Ma nel capo della decisione afferente l’aspetto sanzionatorio del provvedimento non risulta che siano presi in considerazione “fatti”, sicchè consegue la palese inammissibilità del motivo qui in esame.

Pertanto, si ritiene che il ricorso possa essere deciso in camera di consiglio per manifesta fondatezza-inammissibilità.

Roma, 8 febbraio 2011 che la relazione è stata comunicata al Pubblico Ministero e notificata aMi avvocati delle parti;

che non sono state depositate conclusioni scritte, nè memorie.
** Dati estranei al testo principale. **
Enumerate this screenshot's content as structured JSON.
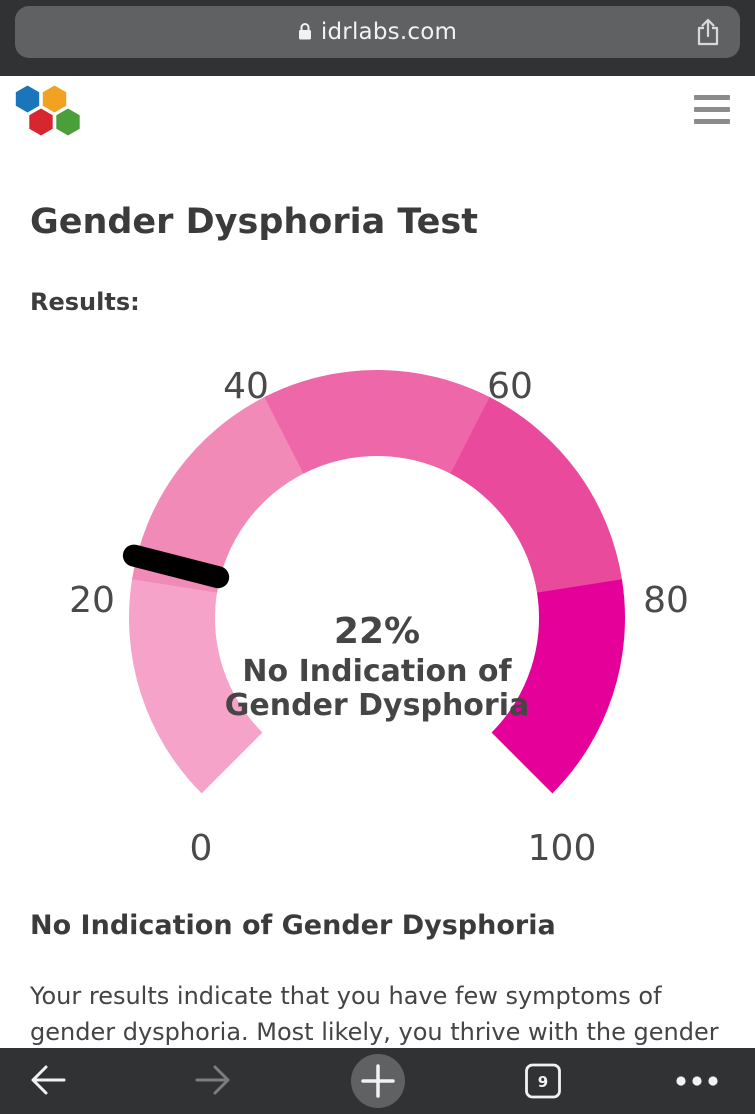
{
  "browser": {
    "url": "idrlabs.com",
    "tab_count": "9",
    "icons": [
      "lock-icon",
      "share-icon",
      "back-arrow-icon",
      "forward-arrow-icon",
      "new-tab-plus-icon",
      "tabs-icon",
      "more-icon"
    ]
  },
  "site": {
    "logo": "idrlabs-hexagon-logo",
    "menu_icon": "hamburger-menu-icon"
  },
  "page": {
    "title": "Gender Dysphoria Test",
    "results_label": "Results:"
  },
  "gauge": {
    "value": 22,
    "min": 0,
    "max": 100,
    "score_text": "22%",
    "result_line1": "No Indication of",
    "result_line2": "Gender Dysphoria",
    "tick_labels": [
      "0",
      "20",
      "40",
      "60",
      "80",
      "100"
    ],
    "segment_colors": [
      "#f5a3c8",
      "#f28ab7",
      "#ee67a8",
      "#ea4a9b",
      "#e6009a"
    ],
    "needle_color": "#000000"
  },
  "result": {
    "heading": "No Indication of Gender Dysphoria",
    "text": "Your results indicate that you have few symptoms of gender dysphoria. Most likely, you thrive with the gender"
  }
}
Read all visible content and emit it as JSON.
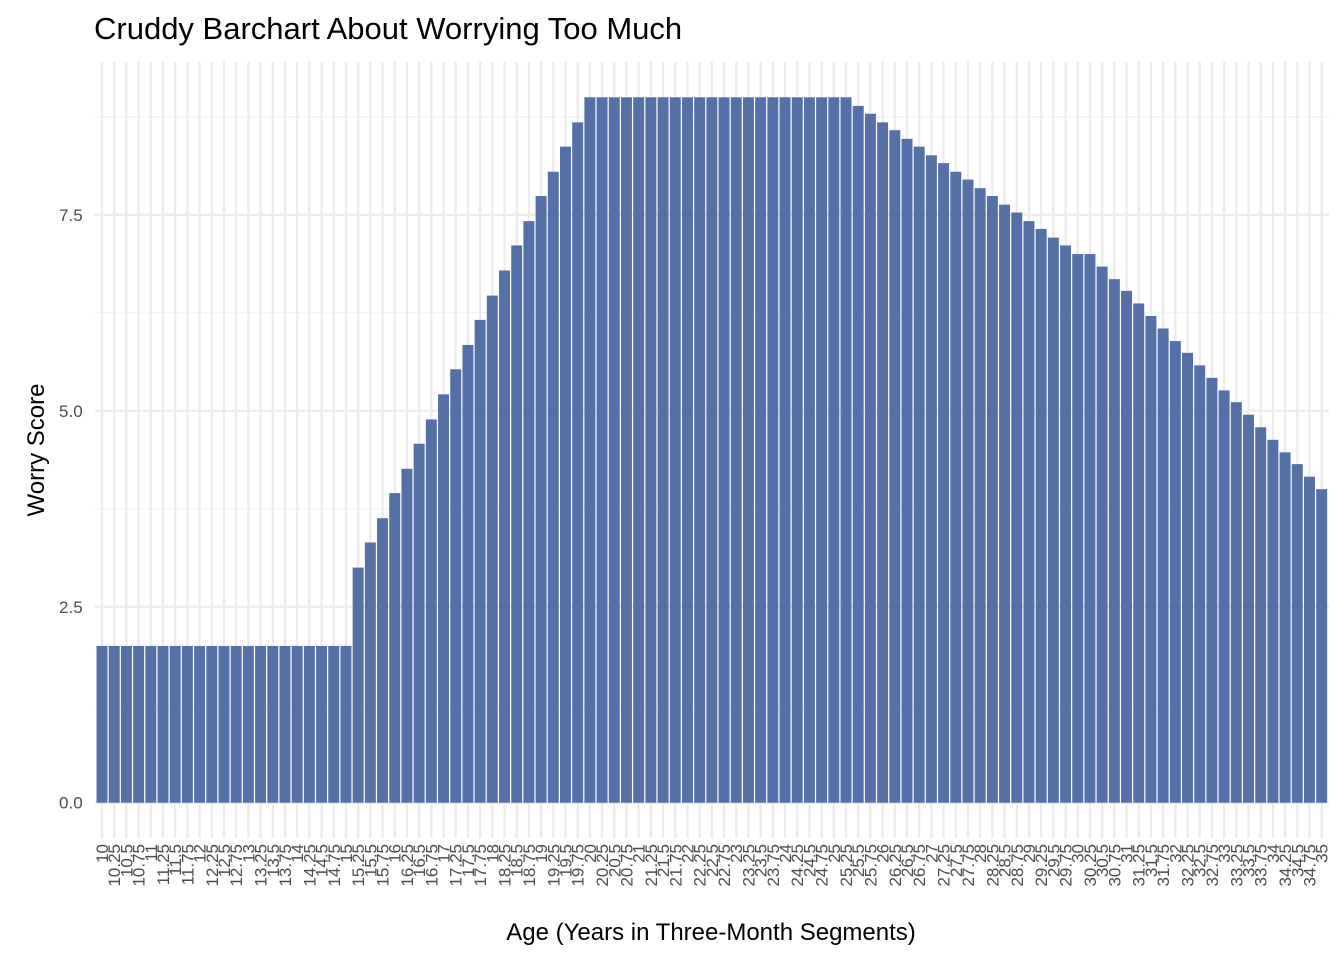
{
  "chart_data": {
    "type": "bar",
    "title": "Cruddy Barchart About Worrying Too Much",
    "x_label": "Age (Years in Three-Month Segments)",
    "y_label": "Worry Score",
    "color": "#5470a6",
    "categories": [
      "10",
      "10.25",
      "10.5",
      "10.75",
      "11",
      "11.25",
      "11.5",
      "11.75",
      "12",
      "12.25",
      "12.5",
      "12.75",
      "13",
      "13.25",
      "13.5",
      "13.75",
      "14",
      "14.25",
      "14.5",
      "14.75",
      "15",
      "15.25",
      "15.5",
      "15.75",
      "16",
      "16.25",
      "16.5",
      "16.75",
      "17",
      "17.25",
      "17.5",
      "17.75",
      "18",
      "18.25",
      "18.5",
      "18.75",
      "19",
      "19.25",
      "19.5",
      "19.75",
      "20",
      "20.25",
      "20.5",
      "20.75",
      "21",
      "21.25",
      "21.5",
      "21.75",
      "22",
      "22.25",
      "22.5",
      "22.75",
      "23",
      "23.25",
      "23.5",
      "23.75",
      "24",
      "24.25",
      "24.5",
      "24.75",
      "25",
      "25.25",
      "25.5",
      "25.75",
      "26",
      "26.25",
      "26.5",
      "26.75",
      "27",
      "27.25",
      "27.5",
      "27.75",
      "28",
      "28.25",
      "28.5",
      "28.75",
      "29",
      "29.25",
      "29.5",
      "29.75",
      "30",
      "30.25",
      "30.5",
      "30.75",
      "31",
      "31.25",
      "31.5",
      "31.75",
      "32",
      "32.25",
      "32.5",
      "32.75",
      "33",
      "33.25",
      "33.5",
      "33.75",
      "34",
      "34.25",
      "34.5",
      "34.75",
      "35"
    ],
    "values": [
      2,
      2,
      2,
      2,
      2,
      2,
      2,
      2,
      2,
      2,
      2,
      2,
      2,
      2,
      2,
      2,
      2,
      2,
      2,
      2,
      2,
      3.0,
      3.32,
      3.63,
      3.95,
      4.26,
      4.58,
      4.89,
      5.21,
      5.53,
      5.84,
      6.16,
      6.47,
      6.79,
      7.11,
      7.42,
      7.74,
      8.05,
      8.37,
      8.68,
      9.0,
      9,
      9,
      9,
      9,
      9,
      9,
      9,
      9,
      9,
      9,
      9,
      9,
      9,
      9,
      9,
      9,
      9,
      9,
      9,
      9,
      9,
      8.89,
      8.79,
      8.68,
      8.58,
      8.47,
      8.37,
      8.26,
      8.16,
      8.05,
      7.95,
      7.84,
      7.74,
      7.63,
      7.53,
      7.42,
      7.32,
      7.21,
      7.11,
      7.0,
      7.0,
      6.84,
      6.68,
      6.53,
      6.37,
      6.21,
      6.05,
      5.89,
      5.74,
      5.58,
      5.42,
      5.26,
      5.11,
      4.95,
      4.79,
      4.63,
      4.47,
      4.32,
      4.16,
      4.0
    ],
    "ylim": [
      -0.45,
      9.45
    ],
    "yticks": [
      {
        "value": 0,
        "label": "0.0"
      },
      2.5,
      {
        "value": 5,
        "label": "5.0"
      },
      7.5
    ],
    "grid": true
  }
}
che il Collegio, a seguito della discussione in Camera di consiglio, condivide i motivi in fatto e in diritto esposti nella relazione e, pertanto, i ricorsi (principale ed incidentale) vanno rigettati, che le spese di lite vanno regolate secondo il criterio della integrale compensazione.

P.Q.M.

La Corte riunisce i ricorsi e li rigetta. Compensa tra le parti le spese di lite.

Così deciso in Roma, il 5 luglio 2011.